Obama didn’t just go to Cuba to make history—he went there to make a difference.
And that’s just what he’s doing: it’s the first time a sitting president has visited the country in almost ninety years, but Barack Obama isn’t just any president. He’s the first black President—a point isn’t lost on Afro-Cubans in particular, who hope his visit marks the beginning of a new era regarding relations between the United States and Cuba and vast improvements in the quality of life for all Cuban citizens.
Despite significant backlash from the GOP for his visit, Obama has been confident that it will be productive: “I’m focused on the future, and I’m confident that my visit will advance the goals that guide us —promoting American interests and values and a better future for the Cuban people, a future of more freedom and more opportunity,” the president said.
Cuba, a country rooted in African and Hispanic culture, is still marked by prevailing prejudice, racial inequality, and discriminatory hiring: “Afro-Cubans are underrepresented in the ranks of Cuba’s political and economic elites and make up a disproportionate number of the urban and rural poor.
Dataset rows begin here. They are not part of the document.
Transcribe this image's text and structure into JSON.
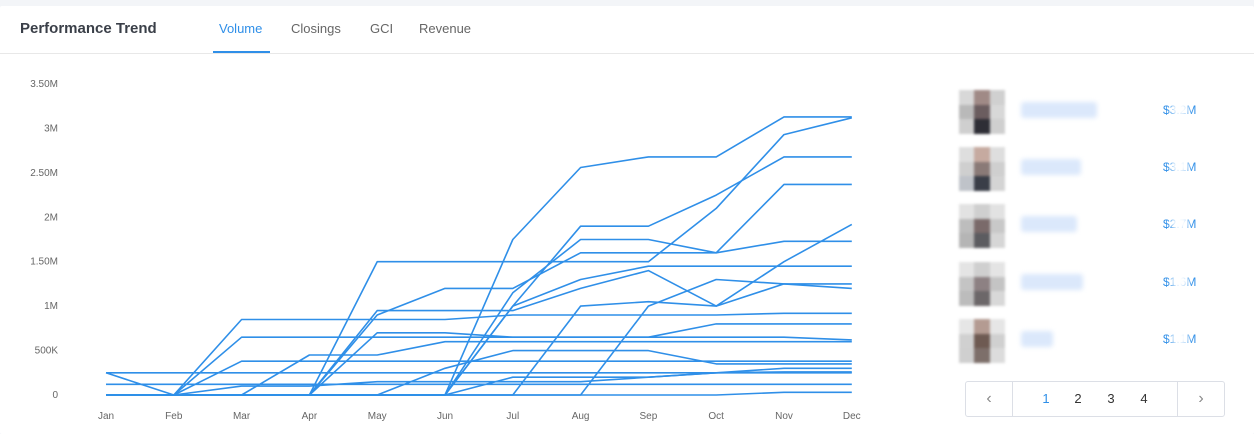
{
  "title": "Performance Trend",
  "tabs": [
    {
      "label": "Volume",
      "active": true
    },
    {
      "label": "Closings",
      "active": false
    },
    {
      "label": "GCI",
      "active": false
    },
    {
      "label": "Revenue",
      "active": false
    }
  ],
  "accent_color": "#2f8fe8",
  "chart_data": {
    "type": "line",
    "categories": [
      "Jan",
      "Feb",
      "Mar",
      "Apr",
      "May",
      "Jun",
      "Jul",
      "Aug",
      "Sep",
      "Oct",
      "Nov",
      "Dec"
    ],
    "ytick_labels": [
      "0",
      "500K",
      "1M",
      "1.50M",
      "2M",
      "2.50M",
      "3M",
      "3.50M"
    ],
    "ylim": [
      0,
      3500000
    ],
    "grid": false,
    "legend": "none",
    "series": [
      {
        "values": [
          0,
          0,
          0,
          0,
          0,
          0,
          1750000,
          2560000,
          2680000,
          2680000,
          3130000,
          3130000
        ]
      },
      {
        "values": [
          0,
          0,
          0,
          0,
          1500000,
          1500000,
          1500000,
          1500000,
          1500000,
          2100000,
          2930000,
          3120000
        ]
      },
      {
        "values": [
          0,
          0,
          0,
          0,
          0,
          0,
          1000000,
          1900000,
          1900000,
          2250000,
          2680000,
          2680000
        ]
      },
      {
        "values": [
          0,
          0,
          0,
          0,
          0,
          0,
          1150000,
          1750000,
          1750000,
          1600000,
          2370000,
          2370000
        ]
      },
      {
        "values": [
          0,
          0,
          0,
          0,
          0,
          0,
          0,
          1000000,
          1050000,
          1000000,
          1500000,
          1920000
        ]
      },
      {
        "values": [
          0,
          0,
          0,
          0,
          900000,
          1200000,
          1200000,
          1600000,
          1600000,
          1600000,
          1730000,
          1730000
        ]
      },
      {
        "values": [
          0,
          0,
          0,
          0,
          0,
          0,
          1000000,
          1300000,
          1450000,
          1450000,
          1450000,
          1450000
        ]
      },
      {
        "values": [
          0,
          0,
          0,
          0,
          950000,
          950000,
          950000,
          1200000,
          1400000,
          1000000,
          1250000,
          1250000
        ]
      },
      {
        "values": [
          0,
          0,
          0,
          0,
          0,
          0,
          0,
          0,
          1000000,
          1300000,
          1250000,
          1200000
        ]
      },
      {
        "values": [
          250000,
          0,
          850000,
          850000,
          850000,
          850000,
          900000,
          900000,
          900000,
          900000,
          920000,
          920000
        ]
      },
      {
        "values": [
          0,
          0,
          650000,
          650000,
          650000,
          650000,
          650000,
          650000,
          650000,
          800000,
          800000,
          800000
        ]
      },
      {
        "values": [
          0,
          0,
          0,
          0,
          700000,
          700000,
          650000,
          650000,
          650000,
          650000,
          650000,
          620000
        ]
      },
      {
        "values": [
          0,
          0,
          0,
          450000,
          450000,
          600000,
          600000,
          600000,
          600000,
          600000,
          600000,
          600000
        ]
      },
      {
        "values": [
          0,
          0,
          0,
          0,
          0,
          300000,
          500000,
          500000,
          500000,
          350000,
          350000,
          350000
        ]
      },
      {
        "values": [
          0,
          0,
          380000,
          380000,
          380000,
          380000,
          380000,
          380000,
          380000,
          380000,
          380000,
          380000
        ]
      },
      {
        "values": [
          0,
          0,
          0,
          0,
          0,
          0,
          200000,
          200000,
          200000,
          250000,
          300000,
          300000
        ]
      },
      {
        "values": [
          250000,
          250000,
          250000,
          250000,
          250000,
          250000,
          250000,
          250000,
          250000,
          250000,
          260000,
          260000
        ]
      },
      {
        "values": [
          0,
          0,
          100000,
          100000,
          150000,
          150000,
          150000,
          150000,
          200000,
          250000,
          250000,
          250000
        ]
      },
      {
        "values": [
          120000,
          120000,
          120000,
          120000,
          120000,
          120000,
          120000,
          120000,
          120000,
          120000,
          120000,
          120000
        ]
      },
      {
        "values": [
          0,
          0,
          0,
          0,
          0,
          0,
          0,
          0,
          0,
          0,
          30000,
          30000
        ]
      }
    ]
  },
  "leaderboard": [
    {
      "value": "$3.2M",
      "avatar_colors": [
        "#d8d8d8",
        "#a08a86",
        "#d0d0d0",
        "#b9b9b9",
        "#6b5d5f",
        "#d8d8d8",
        "#cfcfcf",
        "#2e2e36",
        "#cfcfcf"
      ]
    },
    {
      "value": "$3.1M",
      "avatar_colors": [
        "#dedede",
        "#c6aaa0",
        "#dedede",
        "#cfcfcf",
        "#8a7a77",
        "#cfcfcf",
        "#bfc3c9",
        "#3a3e48",
        "#d4d4d4"
      ]
    },
    {
      "value": "$2.7M",
      "avatar_colors": [
        "#e2e2e2",
        "#cfcfcf",
        "#e2e2e2",
        "#bdbdbd",
        "#7a6a6a",
        "#c8c8c8",
        "#b5b5b5",
        "#5c5c60",
        "#d6d6d6"
      ]
    },
    {
      "value": "$1.6M",
      "avatar_colors": [
        "#e4e4e4",
        "#cfcfcf",
        "#e4e4e4",
        "#c4c4c4",
        "#8d8183",
        "#c4c4c4",
        "#bcbcbc",
        "#6c6769",
        "#d8d8d8"
      ]
    },
    {
      "value": "$1.1M",
      "avatar_colors": [
        "#e6e6e6",
        "#b49b92",
        "#e6e6e6",
        "#d0d0d0",
        "#6e5a52",
        "#d0d0d0",
        "#cfcfcf",
        "#7d6f6a",
        "#dcdcdc"
      ]
    }
  ],
  "pagination": {
    "prev_icon": "‹",
    "next_icon": "›",
    "pages": [
      "1",
      "2",
      "3",
      "4"
    ],
    "current": "1"
  }
}
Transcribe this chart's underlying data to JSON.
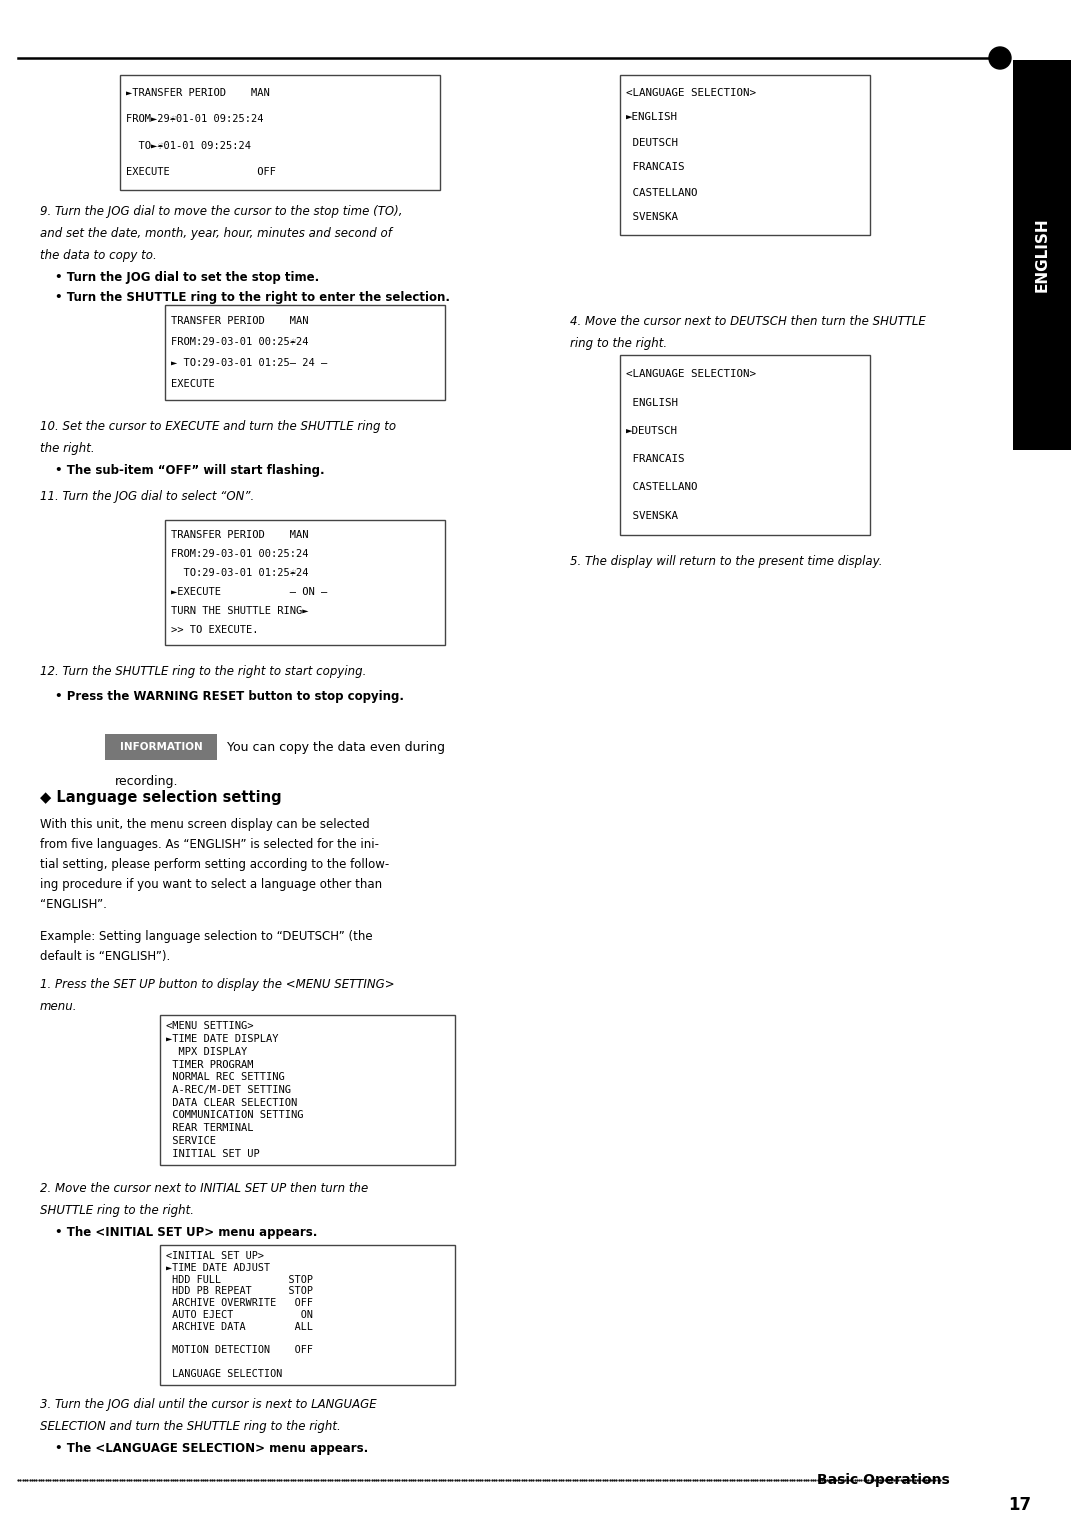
{
  "page_number": "17",
  "section_label": "ENGLISH",
  "footer_text": "Basic Operations",
  "screen1_lines": [
    "►TRANSFER PERIOD    MAN",
    "FROM►29☔01-01 09:25:24",
    "  TO►☔01-01 09:25:24",
    "EXECUTE              OFF"
  ],
  "screen_lang1_lines": [
    "<LANGUAGE SELECTION>",
    "►ENGLISH",
    " DEUTSCH",
    " FRANCAIS",
    " CASTELLANO",
    " SVENSKA"
  ],
  "para9_lines_italic": [
    "9. Turn the JOG dial to move the cursor to the stop time (TO),",
    "and set the date, month, year, hour, minutes and second of",
    "the data to copy to."
  ],
  "para9_lines_bold": [
    "• Turn the JOG dial to set the stop time.",
    "• Turn the SHUTTLE ring to the right to enter the selection."
  ],
  "screen2_lines": [
    "TRANSFER PERIOD    MAN",
    "FROM:29-03-01 00:25☔24",
    "► TO:29-03-01 01:25— 24 —",
    "EXECUTE"
  ],
  "para4_lines": [
    "4. Move the cursor next to DEUTSCH then turn the SHUTTLE",
    "ring to the right."
  ],
  "screen_lang2_lines": [
    "<LANGUAGE SELECTION>",
    " ENGLISH",
    "►DEUTSCH",
    " FRANCAIS",
    " CASTELLANO",
    " SVENSKA"
  ],
  "para10_lines_italic": [
    "10. Set the cursor to EXECUTE and turn the SHUTTLE ring to",
    "the right."
  ],
  "para10_lines_bold": [
    "• The sub-item “OFF” will start flashing."
  ],
  "para11_italic": "11. Turn the JOG dial to select “ON”.",
  "screen3_lines": [
    "TRANSFER PERIOD    MAN",
    "FROM:29-03-01 00:25:24",
    "  TO:29-03-01 01:25☔24",
    "►EXECUTE           — ON —",
    "TURN THE SHUTTLE RING►",
    ">> TO EXECUTE."
  ],
  "para5_italic": "5. The display will return to the present time display.",
  "para12_italic": "12. Turn the SHUTTLE ring to the right to start copying.",
  "para12_bold": "• Press the WARNING RESET button to stop copying.",
  "info_text1": "You can copy the data even during",
  "info_text2": "recording.",
  "lang_heading": "◆ Language selection setting",
  "lang_body_lines": [
    "With this unit, the menu screen display can be selected",
    "from five languages. As “ENGLISH” is selected for the ini-",
    "tial setting, please perform setting according to the follow-",
    "ing procedure if you want to select a language other than",
    "“ENGLISH”."
  ],
  "example_lines": [
    "Example: Setting language selection to “DEUTSCH” (the",
    "default is “ENGLISH”)."
  ],
  "para1_lines": [
    "1. Press the SET UP button to display the <MENU SETTING>",
    "menu."
  ],
  "screen_menu_lines": [
    "<MENU SETTING>",
    "►TIME DATE DISPLAY",
    "  MPX DISPLAY",
    " TIMER PROGRAM",
    " NORMAL REC SETTING",
    " A-REC/M-DET SETTING",
    " DATA CLEAR SELECTION",
    " COMMUNICATION SETTING",
    " REAR TERMINAL",
    " SERVICE",
    " INITIAL SET UP"
  ],
  "para2_lines_italic": [
    "2. Move the cursor next to INITIAL SET UP then turn the",
    "SHUTTLE ring to the right."
  ],
  "para2_bold": "• The <INITIAL SET UP> menu appears.",
  "screen_init_lines": [
    "<INITIAL SET UP>",
    "►TIME DATE ADJUST",
    " HDD FULL           STOP",
    " HDD PB REPEAT      STOP",
    " ARCHIVE OVERWRITE   OFF",
    " AUTO EJECT           ON",
    " ARCHIVE DATA        ALL",
    "",
    " MOTION DETECTION    OFF",
    "",
    " LANGUAGE SELECTION"
  ],
  "para3_lines_italic": [
    "3. Turn the JOG dial until the cursor is next to LANGUAGE",
    "SELECTION and turn the SHUTTLE ring to the right."
  ],
  "para3_bold": "• The <LANGUAGE SELECTION> menu appears."
}
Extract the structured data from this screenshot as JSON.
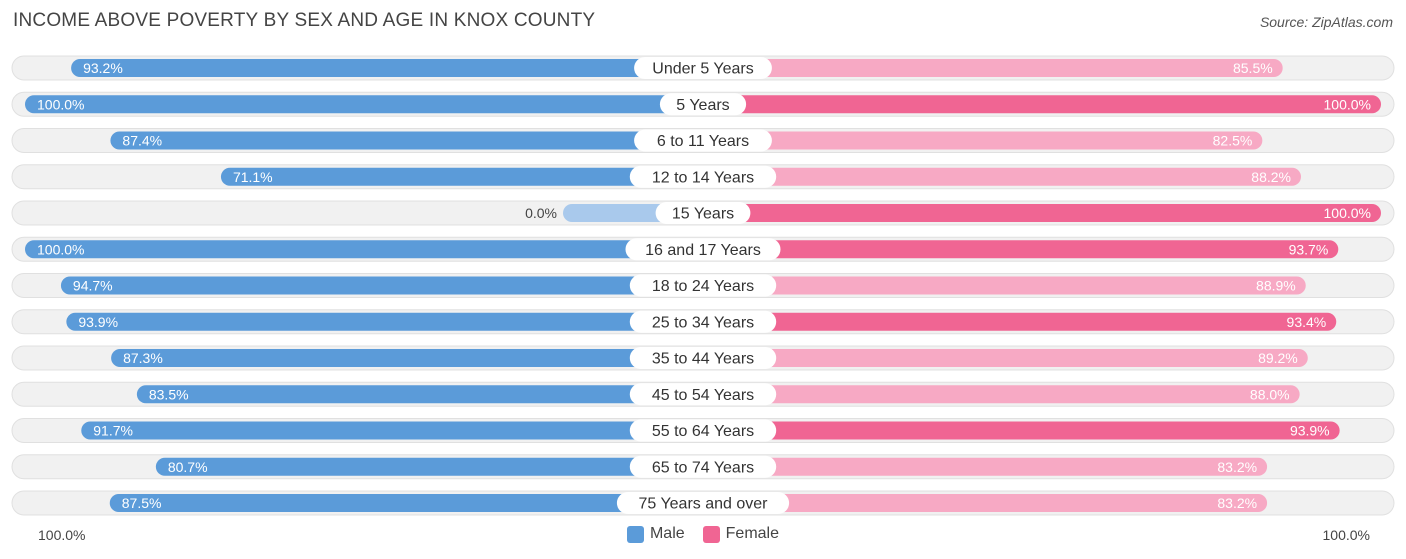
{
  "title": "INCOME ABOVE POVERTY BY SEX AND AGE IN KNOX COUNTY",
  "source": "Source: ZipAtlas.com",
  "axis": {
    "left_label": "100.0%",
    "right_label": "100.0%"
  },
  "legend": {
    "male_label": "Male",
    "female_label": "Female"
  },
  "colors": {
    "male_strong": "#5b9bd9",
    "male_light": "#a9c9ec",
    "female_strong": "#f06593",
    "female_light": "#f7a9c4",
    "track": "#f1f1f1",
    "track_border": "#e0e0e0"
  },
  "chart_data": {
    "type": "bar",
    "orientation": "horizontal-diverging",
    "title": "INCOME ABOVE POVERTY BY SEX AND AGE IN KNOX COUNTY",
    "xlim": [
      0,
      100
    ],
    "categories": [
      "Under 5 Years",
      "5 Years",
      "6 to 11 Years",
      "12 to 14 Years",
      "15 Years",
      "16 and 17 Years",
      "18 to 24 Years",
      "25 to 34 Years",
      "35 to 44 Years",
      "45 to 54 Years",
      "55 to 64 Years",
      "65 to 74 Years",
      "75 Years and over"
    ],
    "series": [
      {
        "name": "Male",
        "values": [
          93.2,
          100.0,
          87.4,
          71.1,
          0.0,
          100.0,
          94.7,
          93.9,
          87.3,
          83.5,
          91.7,
          80.7,
          87.5
        ],
        "labels": [
          "93.2%",
          "100.0%",
          "87.4%",
          "71.1%",
          "0.0%",
          "100.0%",
          "94.7%",
          "93.9%",
          "87.3%",
          "83.5%",
          "91.7%",
          "80.7%",
          "87.5%"
        ]
      },
      {
        "name": "Female",
        "values": [
          85.5,
          100.0,
          82.5,
          88.2,
          100.0,
          93.7,
          88.9,
          93.4,
          89.2,
          88.0,
          93.9,
          83.2,
          83.2
        ],
        "labels": [
          "85.5%",
          "100.0%",
          "82.5%",
          "88.2%",
          "100.0%",
          "93.7%",
          "88.9%",
          "93.4%",
          "89.2%",
          "88.0%",
          "93.9%",
          "83.2%",
          "83.2%"
        ]
      }
    ]
  }
}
Black Cubans have benefited less than their white counterparts from closer relations with the United States. Relatively few hold coveted, lucrative jobs serving foreign visitors.” (Associated Press).
In his speech during a joint news conference in Havana, Cuba on Monday, March 21, Obama addressed controversial issues concerning relations between the United States and Cuba and differences of opinion about human rights, while Cuban president Raul Castro appeared resistant and uncomfortable, even, at times.
But Cubans remain hopeful. ““It totally satisfies my soul to be able to have lived to see this moment, a moment I never thought I would have seen,” said Carmen Diaz, 70, watching Mr. Obama’s arrival from her daughter’s living room. “I feel this visit of an American president to Cuba is being done in the most elegant way possible.”
Of course, one visit from President Obama won’t put an end to the problems that Afro-Cubans face, but it is certainly a step in the right direction—a step that has been decades in the making.